Strange rumblings from readers regarding Nick and Eddie. My e-mail inbox has been lighting up like a Christmas tree for a week with reports of an exodus from the kitchen—Vranian gone (supposedly “bought out” a few weeks ago, which is oftentimes restaurant code for many other things), Steven Brown gone, and Flicker helping out at D'Amico Kitchen. Several friends who are regulars buzzed me to say they had asked about some of these chefs and were told they weren’t there anymore. Some of these folks were just cooking at N & E between other gigs, but some of them have been publicly despondent about the place on their social media pages.
It seems just a few months ago (literally) that the best kept secret in town was the all-star lineup killing it over by Loring Park, so all the recent hubbub made me kinda sad. I ate there twice early on, and really liked much of what I had. Plus the place had that certain indescribable something, sort of like the umami of ambiance. Doug Anderson, the public face of the enterprise, has an incredible knack for striking the right tones with his restaurants and getting details pegged, both elements of restaurant creation that escape so many local owner/operators.

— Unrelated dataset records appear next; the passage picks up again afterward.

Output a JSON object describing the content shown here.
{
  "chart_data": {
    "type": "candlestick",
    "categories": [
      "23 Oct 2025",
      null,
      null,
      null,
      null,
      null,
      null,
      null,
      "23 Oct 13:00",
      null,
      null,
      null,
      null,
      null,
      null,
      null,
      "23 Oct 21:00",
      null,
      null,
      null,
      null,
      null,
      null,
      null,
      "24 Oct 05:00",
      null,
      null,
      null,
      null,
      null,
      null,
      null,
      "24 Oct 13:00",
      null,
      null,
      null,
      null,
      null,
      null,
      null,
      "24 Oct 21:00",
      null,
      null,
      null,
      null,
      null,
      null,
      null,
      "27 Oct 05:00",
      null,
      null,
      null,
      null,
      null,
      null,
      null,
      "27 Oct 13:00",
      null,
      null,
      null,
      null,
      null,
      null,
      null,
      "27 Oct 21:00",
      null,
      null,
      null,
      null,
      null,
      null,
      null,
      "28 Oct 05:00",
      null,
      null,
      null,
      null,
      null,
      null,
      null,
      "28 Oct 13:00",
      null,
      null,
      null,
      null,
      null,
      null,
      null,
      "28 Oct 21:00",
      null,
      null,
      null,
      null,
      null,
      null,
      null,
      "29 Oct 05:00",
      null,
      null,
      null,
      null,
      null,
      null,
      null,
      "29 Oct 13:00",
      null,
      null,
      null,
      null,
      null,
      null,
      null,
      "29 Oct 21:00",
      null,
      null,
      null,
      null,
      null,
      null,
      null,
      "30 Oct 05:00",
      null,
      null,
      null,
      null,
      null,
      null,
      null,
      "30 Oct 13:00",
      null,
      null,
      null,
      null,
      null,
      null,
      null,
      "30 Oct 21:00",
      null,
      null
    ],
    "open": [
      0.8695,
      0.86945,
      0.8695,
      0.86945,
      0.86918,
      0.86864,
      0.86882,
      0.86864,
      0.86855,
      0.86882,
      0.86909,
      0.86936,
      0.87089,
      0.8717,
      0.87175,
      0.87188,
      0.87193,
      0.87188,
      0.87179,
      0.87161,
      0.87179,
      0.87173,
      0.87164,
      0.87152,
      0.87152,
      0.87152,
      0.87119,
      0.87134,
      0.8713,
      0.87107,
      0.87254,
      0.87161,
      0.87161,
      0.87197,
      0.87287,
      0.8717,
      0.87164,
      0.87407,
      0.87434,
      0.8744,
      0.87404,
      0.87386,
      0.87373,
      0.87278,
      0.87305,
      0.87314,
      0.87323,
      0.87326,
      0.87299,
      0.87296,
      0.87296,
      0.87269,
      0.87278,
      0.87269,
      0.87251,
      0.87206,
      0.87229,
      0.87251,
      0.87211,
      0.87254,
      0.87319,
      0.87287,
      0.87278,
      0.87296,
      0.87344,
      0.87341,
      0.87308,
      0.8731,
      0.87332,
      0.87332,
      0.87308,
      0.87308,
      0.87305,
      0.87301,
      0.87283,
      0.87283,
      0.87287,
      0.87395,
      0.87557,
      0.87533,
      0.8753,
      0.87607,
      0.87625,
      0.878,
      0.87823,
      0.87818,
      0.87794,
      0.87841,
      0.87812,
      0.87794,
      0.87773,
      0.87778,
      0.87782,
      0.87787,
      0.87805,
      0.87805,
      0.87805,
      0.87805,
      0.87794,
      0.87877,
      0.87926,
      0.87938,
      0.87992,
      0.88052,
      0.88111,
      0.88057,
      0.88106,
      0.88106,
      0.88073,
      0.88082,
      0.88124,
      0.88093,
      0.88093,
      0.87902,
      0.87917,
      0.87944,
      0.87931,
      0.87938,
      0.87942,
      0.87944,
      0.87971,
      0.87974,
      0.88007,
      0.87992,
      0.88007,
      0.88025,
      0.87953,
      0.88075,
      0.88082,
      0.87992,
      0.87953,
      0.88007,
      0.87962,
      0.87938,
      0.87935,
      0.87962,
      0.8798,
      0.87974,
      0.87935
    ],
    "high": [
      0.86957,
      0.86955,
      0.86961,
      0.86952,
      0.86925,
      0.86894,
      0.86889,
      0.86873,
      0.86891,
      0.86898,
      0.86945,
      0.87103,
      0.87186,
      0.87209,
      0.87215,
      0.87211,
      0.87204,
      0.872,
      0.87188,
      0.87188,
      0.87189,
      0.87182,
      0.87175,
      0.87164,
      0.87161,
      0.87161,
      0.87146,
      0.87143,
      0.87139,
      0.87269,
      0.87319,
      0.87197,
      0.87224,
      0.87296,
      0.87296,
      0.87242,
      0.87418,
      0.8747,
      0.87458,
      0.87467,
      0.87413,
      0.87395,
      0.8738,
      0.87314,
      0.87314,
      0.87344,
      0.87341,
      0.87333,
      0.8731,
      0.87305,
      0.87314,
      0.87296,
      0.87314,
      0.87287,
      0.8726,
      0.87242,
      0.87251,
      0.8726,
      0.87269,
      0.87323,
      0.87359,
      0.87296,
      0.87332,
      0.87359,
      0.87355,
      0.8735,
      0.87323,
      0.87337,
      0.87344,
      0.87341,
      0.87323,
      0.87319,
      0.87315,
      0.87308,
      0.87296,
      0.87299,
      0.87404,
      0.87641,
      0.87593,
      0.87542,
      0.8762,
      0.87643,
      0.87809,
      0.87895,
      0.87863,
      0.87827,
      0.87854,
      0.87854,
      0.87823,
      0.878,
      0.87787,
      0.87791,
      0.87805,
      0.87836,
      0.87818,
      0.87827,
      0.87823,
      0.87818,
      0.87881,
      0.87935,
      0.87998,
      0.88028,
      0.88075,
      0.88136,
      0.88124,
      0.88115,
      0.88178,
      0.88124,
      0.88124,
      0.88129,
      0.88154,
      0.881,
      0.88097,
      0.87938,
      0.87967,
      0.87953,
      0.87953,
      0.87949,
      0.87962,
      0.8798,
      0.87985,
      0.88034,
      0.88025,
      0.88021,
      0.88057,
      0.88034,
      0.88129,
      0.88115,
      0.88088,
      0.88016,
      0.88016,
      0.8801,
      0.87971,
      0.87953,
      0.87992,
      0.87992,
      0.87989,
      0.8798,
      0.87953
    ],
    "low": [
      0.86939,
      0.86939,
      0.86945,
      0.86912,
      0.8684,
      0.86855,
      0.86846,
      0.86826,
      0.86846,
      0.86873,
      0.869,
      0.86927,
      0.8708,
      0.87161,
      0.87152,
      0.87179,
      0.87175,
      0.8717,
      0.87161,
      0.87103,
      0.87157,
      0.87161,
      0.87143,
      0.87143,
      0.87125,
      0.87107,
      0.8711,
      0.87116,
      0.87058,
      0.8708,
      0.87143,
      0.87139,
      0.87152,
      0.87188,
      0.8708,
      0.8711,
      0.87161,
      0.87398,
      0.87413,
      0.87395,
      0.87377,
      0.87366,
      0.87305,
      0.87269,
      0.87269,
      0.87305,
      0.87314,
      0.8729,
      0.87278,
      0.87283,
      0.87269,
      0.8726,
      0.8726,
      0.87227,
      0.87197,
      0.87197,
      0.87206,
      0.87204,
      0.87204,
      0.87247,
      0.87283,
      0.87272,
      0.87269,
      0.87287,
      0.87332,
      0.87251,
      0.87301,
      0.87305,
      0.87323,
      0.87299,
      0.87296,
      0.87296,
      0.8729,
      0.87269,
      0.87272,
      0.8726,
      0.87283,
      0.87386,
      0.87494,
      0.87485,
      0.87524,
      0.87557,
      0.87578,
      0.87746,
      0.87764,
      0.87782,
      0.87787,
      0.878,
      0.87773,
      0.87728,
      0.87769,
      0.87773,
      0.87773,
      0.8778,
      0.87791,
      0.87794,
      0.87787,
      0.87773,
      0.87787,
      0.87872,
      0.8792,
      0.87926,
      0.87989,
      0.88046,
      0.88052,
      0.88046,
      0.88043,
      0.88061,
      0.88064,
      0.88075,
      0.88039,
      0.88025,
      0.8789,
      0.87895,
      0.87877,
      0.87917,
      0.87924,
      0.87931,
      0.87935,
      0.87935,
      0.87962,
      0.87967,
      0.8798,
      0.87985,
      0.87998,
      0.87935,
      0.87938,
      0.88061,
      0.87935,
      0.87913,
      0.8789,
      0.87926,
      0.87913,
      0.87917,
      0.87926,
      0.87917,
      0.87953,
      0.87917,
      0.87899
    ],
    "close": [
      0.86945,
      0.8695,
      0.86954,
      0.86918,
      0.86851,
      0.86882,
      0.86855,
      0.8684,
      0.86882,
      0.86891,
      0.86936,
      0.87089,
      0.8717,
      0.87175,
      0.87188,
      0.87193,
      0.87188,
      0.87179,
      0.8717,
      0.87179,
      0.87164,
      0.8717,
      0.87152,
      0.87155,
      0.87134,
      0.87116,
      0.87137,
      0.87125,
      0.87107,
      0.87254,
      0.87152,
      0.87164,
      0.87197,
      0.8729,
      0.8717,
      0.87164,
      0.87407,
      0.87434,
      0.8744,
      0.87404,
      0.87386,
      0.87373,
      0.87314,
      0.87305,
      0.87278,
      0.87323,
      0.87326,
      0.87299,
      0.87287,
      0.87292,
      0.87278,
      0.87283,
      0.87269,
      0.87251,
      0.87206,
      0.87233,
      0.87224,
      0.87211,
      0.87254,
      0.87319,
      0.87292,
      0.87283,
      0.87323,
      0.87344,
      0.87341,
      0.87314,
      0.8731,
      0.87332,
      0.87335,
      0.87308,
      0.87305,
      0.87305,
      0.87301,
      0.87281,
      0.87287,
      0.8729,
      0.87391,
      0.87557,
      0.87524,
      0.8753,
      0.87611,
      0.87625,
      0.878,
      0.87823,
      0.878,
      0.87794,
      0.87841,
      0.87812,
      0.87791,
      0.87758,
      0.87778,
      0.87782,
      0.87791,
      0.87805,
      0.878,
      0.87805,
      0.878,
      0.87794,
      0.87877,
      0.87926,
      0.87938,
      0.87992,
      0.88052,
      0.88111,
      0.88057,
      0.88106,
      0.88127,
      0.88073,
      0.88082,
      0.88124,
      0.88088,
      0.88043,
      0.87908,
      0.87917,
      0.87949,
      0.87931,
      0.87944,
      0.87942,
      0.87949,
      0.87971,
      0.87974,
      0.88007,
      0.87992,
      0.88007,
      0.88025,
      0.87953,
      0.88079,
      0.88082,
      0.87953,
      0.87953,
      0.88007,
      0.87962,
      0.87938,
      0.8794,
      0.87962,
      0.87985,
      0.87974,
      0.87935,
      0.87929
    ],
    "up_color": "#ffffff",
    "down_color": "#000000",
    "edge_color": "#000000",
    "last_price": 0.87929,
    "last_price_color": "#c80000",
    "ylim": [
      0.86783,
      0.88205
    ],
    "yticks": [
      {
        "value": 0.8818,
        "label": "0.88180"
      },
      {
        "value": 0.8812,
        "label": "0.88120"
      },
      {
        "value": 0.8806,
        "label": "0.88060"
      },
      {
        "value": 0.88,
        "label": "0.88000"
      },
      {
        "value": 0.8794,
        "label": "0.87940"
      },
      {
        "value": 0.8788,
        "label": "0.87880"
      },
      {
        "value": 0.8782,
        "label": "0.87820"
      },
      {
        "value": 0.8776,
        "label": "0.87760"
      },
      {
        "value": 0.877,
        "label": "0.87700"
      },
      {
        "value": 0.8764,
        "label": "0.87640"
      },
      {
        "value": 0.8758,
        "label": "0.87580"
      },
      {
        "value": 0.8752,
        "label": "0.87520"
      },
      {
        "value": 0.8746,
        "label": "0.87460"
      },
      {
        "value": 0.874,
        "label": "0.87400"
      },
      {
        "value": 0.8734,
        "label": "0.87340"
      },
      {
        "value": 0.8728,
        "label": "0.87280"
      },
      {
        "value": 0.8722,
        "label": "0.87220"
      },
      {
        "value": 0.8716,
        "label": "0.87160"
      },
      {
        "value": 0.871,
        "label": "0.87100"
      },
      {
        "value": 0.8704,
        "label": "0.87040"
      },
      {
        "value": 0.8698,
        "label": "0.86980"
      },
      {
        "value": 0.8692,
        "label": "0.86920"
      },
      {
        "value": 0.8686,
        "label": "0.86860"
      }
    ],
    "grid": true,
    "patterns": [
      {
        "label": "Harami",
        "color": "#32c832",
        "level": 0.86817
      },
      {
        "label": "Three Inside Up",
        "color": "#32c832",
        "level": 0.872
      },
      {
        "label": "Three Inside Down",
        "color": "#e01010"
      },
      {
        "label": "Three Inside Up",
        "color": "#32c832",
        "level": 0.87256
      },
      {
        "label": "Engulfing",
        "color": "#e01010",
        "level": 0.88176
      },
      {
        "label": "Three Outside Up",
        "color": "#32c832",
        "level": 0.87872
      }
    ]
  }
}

The underlying feeling I have right now about this restaurant is a Yogi Berra-inspired dreamlike evanescence. It’s déjà vu all over again—remember Bakery on Grand and A Rebours? Great openings, great vibes, great teams in place to handle the food coming out of the kitchen, killer cuisine, great everything. Then, just as the restaurants entered puberty, shazam! Kitchens in upheaval, management shake-ups and so on, all ultimately ending in broken hearts as the restaurants became only memories. And looking back, it seems odd that after trying for years to put N & E together and spearheading its concept and design, Anderson wasn’t publicly part of the “official” ownership team. If I remember correctly, it was his wife Jessica, one of the best bakers in town, and Vranian who got all the juice as owner/operators. It seemed quirky at the time, but often what gets written up in press releases or publicly touted when an eatery opens runs contrary to the actual business registry in terms of who owns what. Now looking back, it seems even more odd.
So tell me why I should stay positive on this one where is N & E headed?
One of the most plugged-in and switched-on food mavens in town suggested that Anderson, David Fhima, and Eric Austin should all open a restaurant together called Cataclysm. Cracked me up. I think we get Hecker and Petters to finance the deal and start taking reservations
And am I the only person truly let down by the lack of interesting new edible offerings at the State Fair this year?